19/06/2002 - 10:00
Parece brincadeira de ginásio, mas, após ouvir a execução de seus concertos, Richard Strauss costumava ir até o camarim e enfiava a mão sob as axilas do maestro. Se estivesse molhada, o chamava de amador. Até hoje, quando o assunto é o regente da orquestra, há quem afirme – e de cadeira, porque músicos de sinfônicas tocam sentados – que não há ofício no qual um impostor possa entrar com maior facilidade. No entanto, poucas profissões são tão incensadas. Herói dos heróis, ser a quem se atribui a capacidade de desencadear tempestades ou disseminar a paz com um simples gesto, a categoria e a vida de seus mais célebres representantes é agora dissecada em O mito do maestro – grandes regentes em busca do poder (Civilização Brasileira, 504 págs., R$ 50), do crítico inglês Norman Lebrecht. O autor de When the music stops, em que vaticinou o fim da música erudita para fins comerciais, chega a apontar Beethoven como o culpado pelo surgimento do mito ditatorial ao criar peças cada vez mais complexas que exigiam orquestras cada vez maiores. Surdo, atrapalhado e exageradamente emotivo, o compositor alemão tornou suas obras incômodas demais para serem executas sem uma direção.

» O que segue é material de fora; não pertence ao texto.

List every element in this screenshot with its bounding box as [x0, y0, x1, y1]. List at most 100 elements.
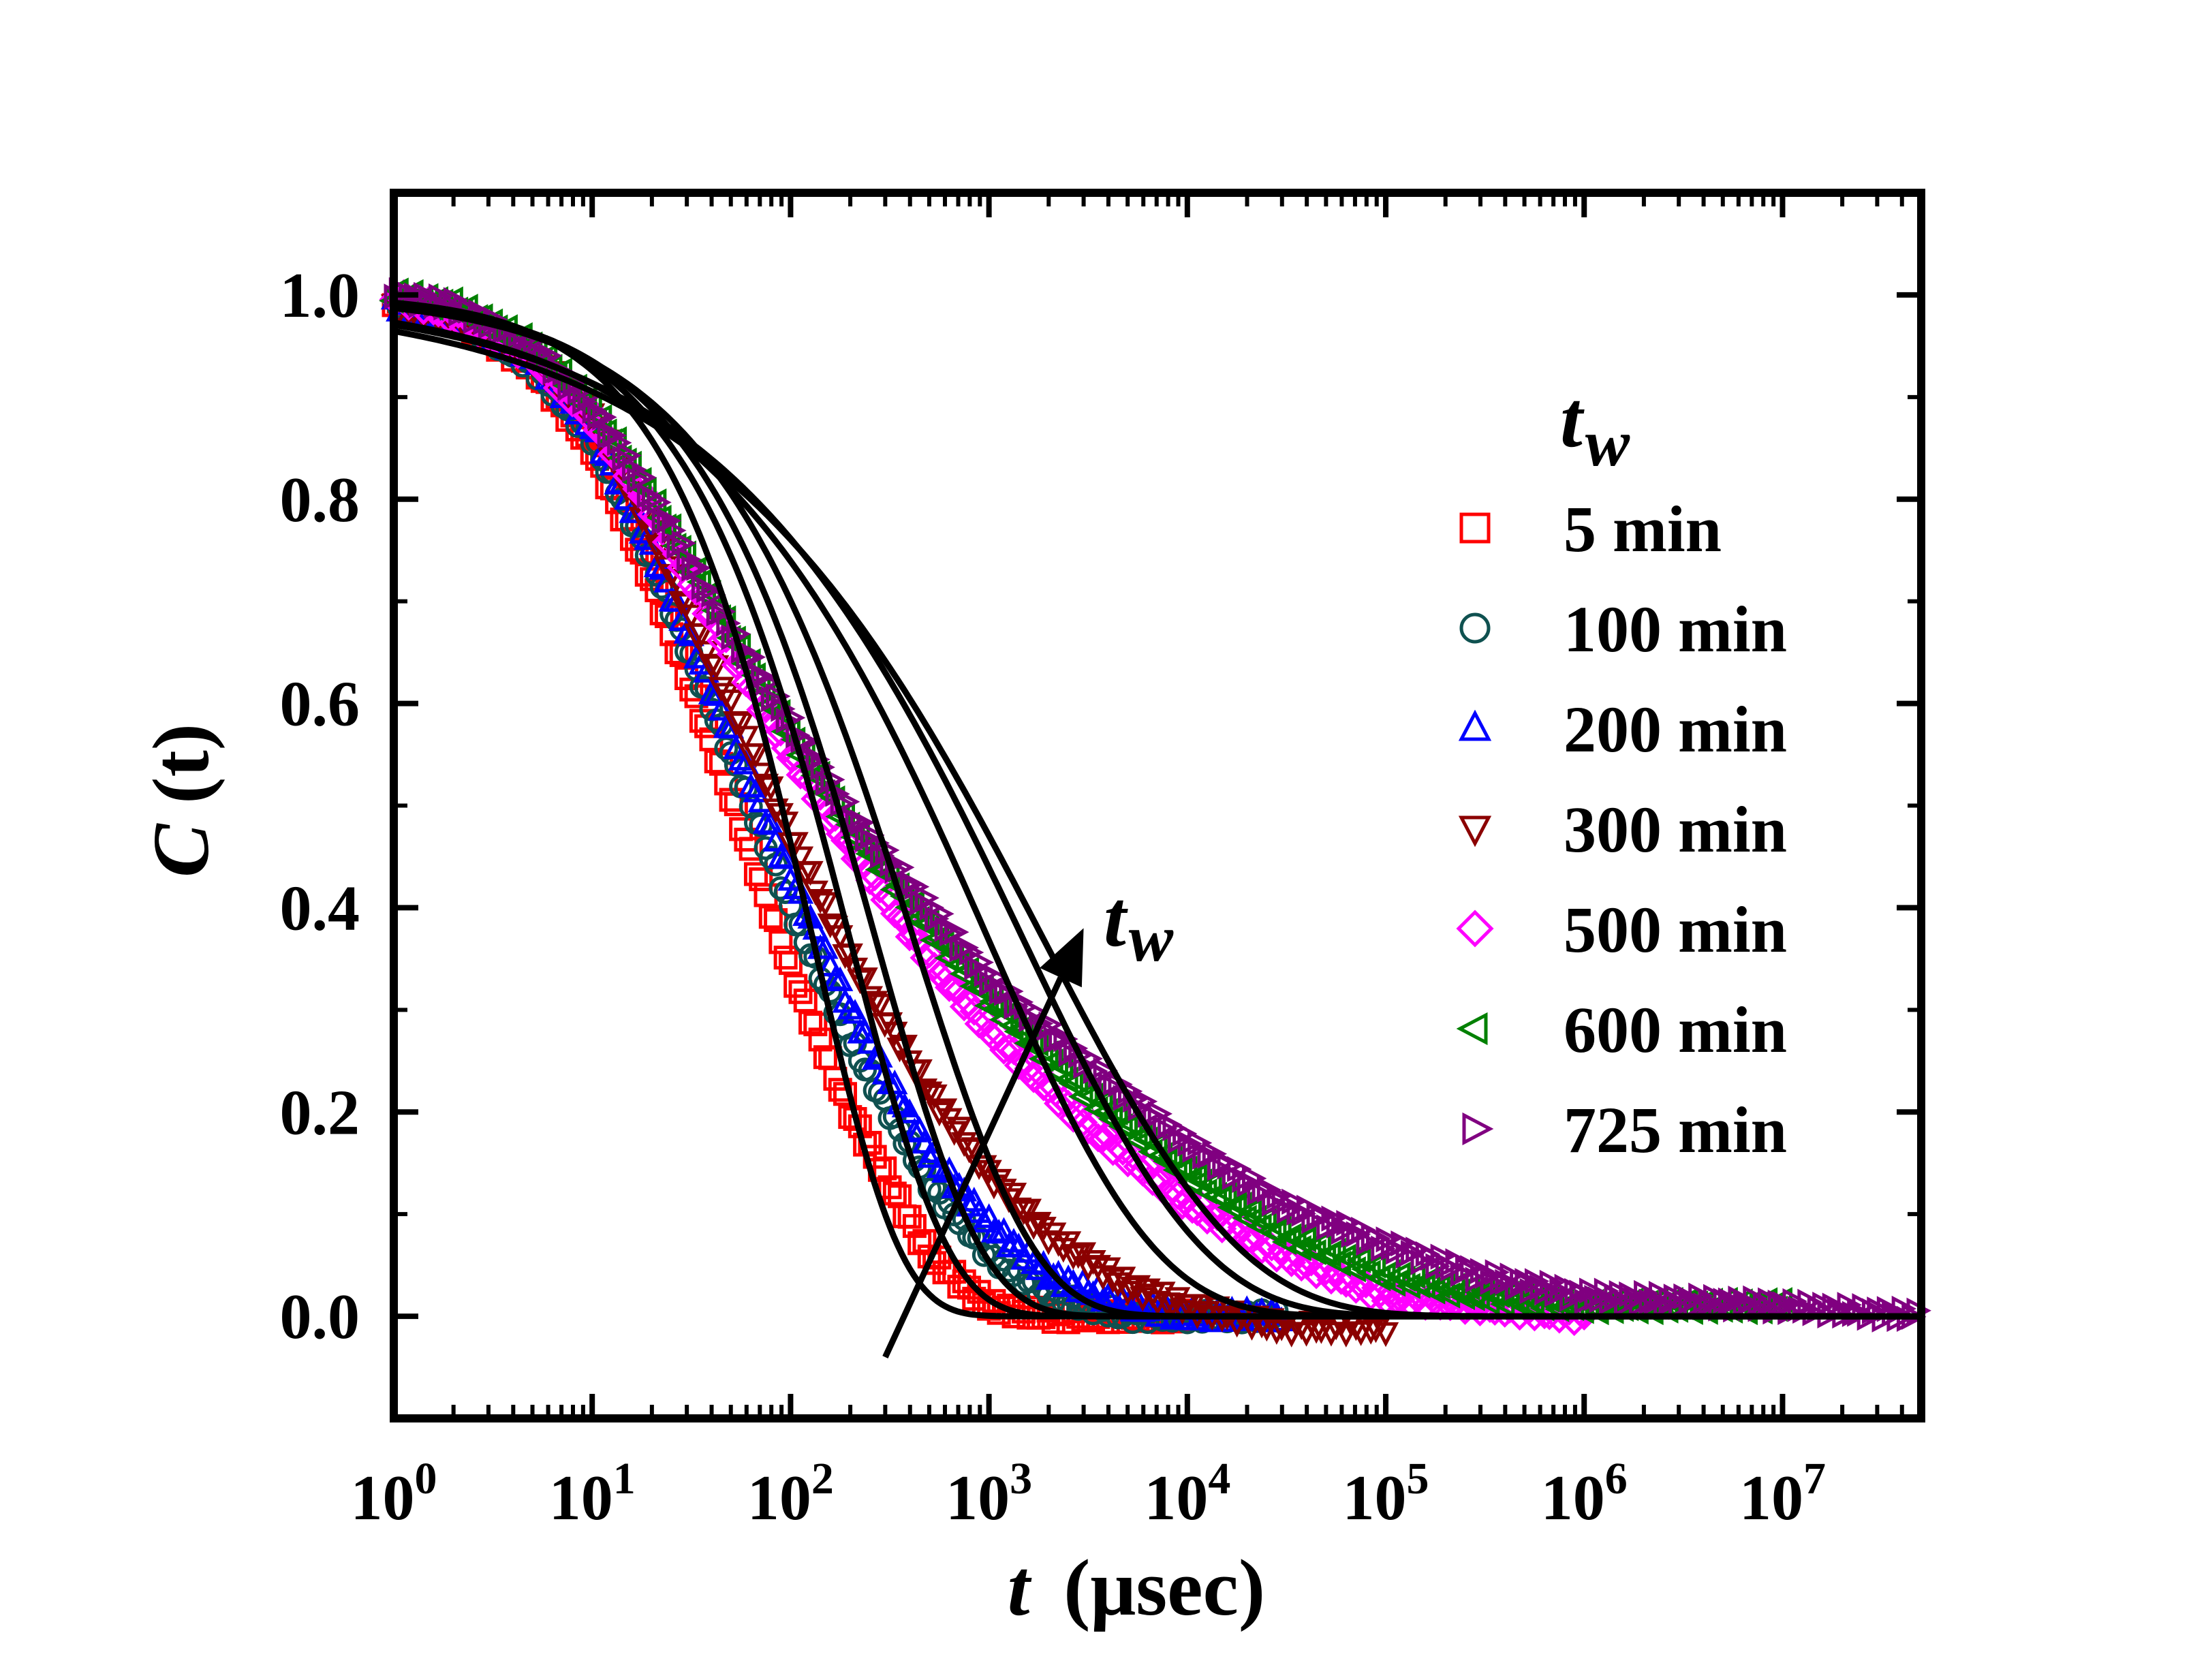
legend-label: 300 min [1564, 793, 1787, 866]
data-point [773, 946, 798, 970]
legend-entry: 300 min [1458, 793, 1787, 866]
x-axis-title: t (μsec) [1008, 1543, 1265, 1632]
x-tick-label: 103 [946, 1454, 1032, 1534]
data-point [1336, 1246, 1361, 1273]
data-point [951, 1177, 978, 1202]
legend-label: 5 min [1564, 493, 1722, 565]
x-tick-power: 0 [415, 1454, 437, 1504]
legend-entry: 100 min [1459, 593, 1787, 666]
x-tick-base: 10 [1343, 1463, 1407, 1534]
data-point [1450, 1284, 1476, 1311]
data-point [688, 623, 715, 649]
data-point [817, 913, 843, 939]
annotation-label: t w [1104, 874, 1174, 976]
data-point [787, 879, 814, 904]
data-point [743, 862, 768, 886]
data-point [986, 1219, 1012, 1244]
data-point [749, 867, 773, 892]
data-point [921, 1084, 948, 1110]
data-point [991, 1217, 1017, 1242]
x-tick-power: 3 [1010, 1454, 1032, 1504]
x-tick-power: 4 [1208, 1454, 1230, 1504]
data-point [926, 1102, 952, 1127]
data-point [803, 1012, 828, 1037]
data-point [1306, 1230, 1331, 1257]
data-point [751, 663, 776, 690]
data-point [911, 1128, 938, 1154]
data-point [671, 530, 697, 557]
legend-label: 200 min [1564, 693, 1787, 766]
data-point [1123, 1127, 1148, 1153]
data-point [693, 640, 719, 666]
data-point [1015, 1198, 1042, 1224]
x-tick-base: 10 [1739, 1463, 1803, 1534]
annotation-label-sub: w [1129, 902, 1174, 976]
annotation-arrow-shaft [882, 976, 1064, 1358]
data-point [717, 689, 745, 715]
data-point [703, 655, 730, 681]
data-point [1083, 1123, 1113, 1153]
annotation-arrow-head [1040, 928, 1084, 988]
data-point [1361, 1252, 1386, 1279]
data-point [668, 591, 695, 616]
data-point [1004, 1051, 1034, 1080]
x-tick-base: 10 [549, 1463, 613, 1534]
data-point [743, 743, 769, 768]
data-point [758, 905, 783, 929]
data-point [916, 1081, 943, 1106]
data-point [946, 1117, 973, 1142]
y-tick-label: 0.8 [280, 465, 360, 535]
legend-title-sub: w [1585, 407, 1630, 480]
data-point [1376, 1259, 1401, 1286]
data-point [954, 934, 980, 961]
data-point [976, 1203, 1002, 1228]
data-point [732, 726, 760, 751]
x-tick-base: 10 [946, 1463, 1010, 1534]
data-point [1030, 1249, 1057, 1275]
y-tick-label: 0.2 [280, 1077, 360, 1148]
legend-marker [1456, 909, 1494, 948]
data-point [739, 837, 763, 861]
data-point [778, 951, 803, 976]
data-point [708, 696, 734, 721]
x-tick-power: 1 [613, 1454, 636, 1504]
data-point [841, 999, 869, 1024]
x-tick-base: 10 [1144, 1463, 1208, 1534]
data-point [602, 422, 627, 449]
data-point [1182, 1163, 1207, 1189]
legend-entry: 500 min [1456, 893, 1787, 966]
data-point [837, 995, 863, 1020]
data-point [797, 860, 824, 886]
data-point [1169, 1300, 1196, 1325]
x-tick-label: 104 [1144, 1454, 1230, 1534]
data-point [686, 555, 711, 581]
data-point [827, 966, 854, 991]
data-point [934, 972, 964, 1002]
data-point [681, 555, 706, 582]
x-tick-base: 10 [1541, 1463, 1605, 1534]
legend-title-main: t [1560, 375, 1585, 464]
x-tick-base: 10 [747, 1463, 811, 1534]
x-tick-power: 7 [1803, 1454, 1826, 1504]
data-point [728, 712, 754, 738]
x-tick-base: 10 [351, 1463, 415, 1534]
tick-layer: 100 101 102 103 104 105 106 1070.00.20.40.60.81… [280, 191, 1923, 1534]
data-point [1025, 1255, 1052, 1280]
x-axis-title-var: t [1008, 1543, 1032, 1632]
legend-entry: 725 min [1462, 1093, 1787, 1166]
data-point [736, 644, 761, 670]
data-point [762, 826, 789, 852]
data-point [1009, 1044, 1039, 1074]
legend-entry: 200 min [1458, 693, 1787, 766]
fit-line-725-min [393, 328, 1918, 1320]
data-point [812, 934, 839, 959]
data-point [1263, 1320, 1290, 1345]
data-point [862, 991, 888, 1016]
data-point [860, 822, 885, 849]
x-tick-label: 106 [1541, 1454, 1628, 1534]
annotation-layer: t w [882, 874, 1174, 1358]
y-axis-title-var: C [136, 823, 226, 877]
y-axis-title-rest: (t) [136, 724, 226, 804]
data-point [1395, 1273, 1420, 1299]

Em seu ensaio, Lebrecht dedica um capítulo inteiro à inclinação nazista de Herbert von Karajan e passeia pela vida e obra de gênios do porte de Gustav Mahler, Arnold Schoenberg, Claudio Abbado e Leopold Stokowski, só para nomear alguns. Também se debruça sobre casos como o da feroz e canibalesca Filarmônica de Viena que, entre outros feitos, demitiu Mahler. Depois de glorificar as últimas estrelas da batuta, Lebrecht encerra sua tese apontando a crescente ascendência dos administradores dos teatros sobre os diretores musicais, selando,
assim, o ocaso dos regentes solares. É uma enxurrada de dados elegantemente alinhavada que – ao enfocar a vaidade de alguns
músicos – lembra um pensamento evocado pelo escritor inglês Aldous Huxley: “A música é a segunda melhor forma de se exprimir o inexprimível. A primeira é o silêncio.”